The antibody was incubated under agitation with Protein G beads for 10min, Hela whole cell extract lysate diluted in RIPA buffer was added to each sample and incubated for a further 10min under agitation.
Proteins were eluted by addition of 40µl SDS loading buffer and incubated for 10min at 70oC; 10µl of each sample was separated on a SDS PAGE gel, transferred to a nitrocellulose membrane, blocked with 5% BSA and probed with ab26721.
Secondary: Mouse monoclonal [SB62a] Secondary Antibody to mouse anti-Rabbit HRP (IgG light chain) (ab99697).
Band: 220kDa; RNA polymerase II CTD repeat YSPTSPS.
ab26721 staining RNA polymerase II CTD in the human HeLa cell line by ICC/IF (Immunocytochemistry/immunofluorescence). Cells were fixed with paraformaldehyde, permeabilized with Tween-20 and blocked with 1% BSA for 10 minutes at 25°C. Samples were incubated with primary antibody (1/400 in TBS) for 12 hours at 4°C. A FITC conjugated anti-rabbit goat IgG polyclonal (1/500) was used as the secondary antibody.

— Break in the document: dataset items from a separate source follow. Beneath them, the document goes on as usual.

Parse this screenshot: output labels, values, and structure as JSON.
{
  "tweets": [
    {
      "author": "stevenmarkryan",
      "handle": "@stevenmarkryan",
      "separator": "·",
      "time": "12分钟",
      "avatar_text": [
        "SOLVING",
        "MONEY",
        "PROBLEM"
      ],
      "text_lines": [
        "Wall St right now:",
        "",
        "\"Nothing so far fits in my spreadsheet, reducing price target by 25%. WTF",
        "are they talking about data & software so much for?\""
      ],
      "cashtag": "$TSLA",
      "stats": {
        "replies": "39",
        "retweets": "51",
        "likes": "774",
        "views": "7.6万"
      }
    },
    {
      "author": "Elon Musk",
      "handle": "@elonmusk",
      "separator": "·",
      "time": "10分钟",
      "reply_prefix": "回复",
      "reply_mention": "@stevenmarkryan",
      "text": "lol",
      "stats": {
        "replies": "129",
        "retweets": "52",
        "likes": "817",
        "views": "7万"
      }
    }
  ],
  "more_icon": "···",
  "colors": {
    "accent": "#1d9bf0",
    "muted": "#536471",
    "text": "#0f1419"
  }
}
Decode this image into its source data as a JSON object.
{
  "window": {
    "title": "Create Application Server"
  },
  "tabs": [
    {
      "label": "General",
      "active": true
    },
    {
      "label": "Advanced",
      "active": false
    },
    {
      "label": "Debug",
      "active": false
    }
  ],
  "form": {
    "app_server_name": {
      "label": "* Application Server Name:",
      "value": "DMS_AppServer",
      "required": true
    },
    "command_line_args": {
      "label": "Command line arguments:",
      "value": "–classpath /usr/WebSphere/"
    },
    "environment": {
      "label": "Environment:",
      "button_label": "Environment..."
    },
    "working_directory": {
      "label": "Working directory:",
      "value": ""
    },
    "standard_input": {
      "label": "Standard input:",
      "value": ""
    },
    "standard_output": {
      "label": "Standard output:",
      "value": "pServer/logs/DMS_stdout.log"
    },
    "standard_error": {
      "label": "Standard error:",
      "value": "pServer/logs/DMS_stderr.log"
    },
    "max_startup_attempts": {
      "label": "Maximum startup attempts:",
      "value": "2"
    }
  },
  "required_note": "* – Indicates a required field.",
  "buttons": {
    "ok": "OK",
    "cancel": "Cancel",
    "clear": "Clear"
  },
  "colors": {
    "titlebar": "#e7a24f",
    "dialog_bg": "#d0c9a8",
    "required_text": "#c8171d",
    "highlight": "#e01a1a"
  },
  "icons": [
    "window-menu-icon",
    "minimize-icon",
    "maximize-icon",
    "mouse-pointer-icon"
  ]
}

ICC/IF image of ab26721 stained human HeLa cells. The cells were 4% PFA fixed (10 min), permabilised in 0.1% PBS-Tween (20 min) and incubated with the antibody (ab26721, 1µg/ml) for 1h at room temperature. 1%BSA / 10% normal goat serum / 0.3M glycine was used to block non-specific protein-protein interactions. The secondary antibody (green) was Alexa Fluor® 488 goat anti-rabbit IgG (H+L) used at a 1/1000 dilution for 1h. Alexa Fluor® 594 WGA was used to label plasma membranes (red). DAPI was used to stain the cell nuclei (blue). This antibody also gave a positive IF result in HEK 293, HepG2 and MCF7 cells.
Chromatin was prepared from Hela cells according to the Abcam X-ChIP protocol. Cells were fixed with formaldehyde for 10min. The ChIP was performed with 25µg of chromatin, 5µg of ab26721 (blue), and 20µl of Protein A/G sepharose beads. No antibody was added to the beads control (yellow). The immunoprecipitated DNA was quantified on the inactive AFM and F8 promoters, the GAPDH promoter (active) and over the g-Actin gene (active). Schematic diagram of the g-Actin gene is shown on the top of the figure. Black boxes represent exons and thin lines represent introns. PCR products are depicted as bars under the gene.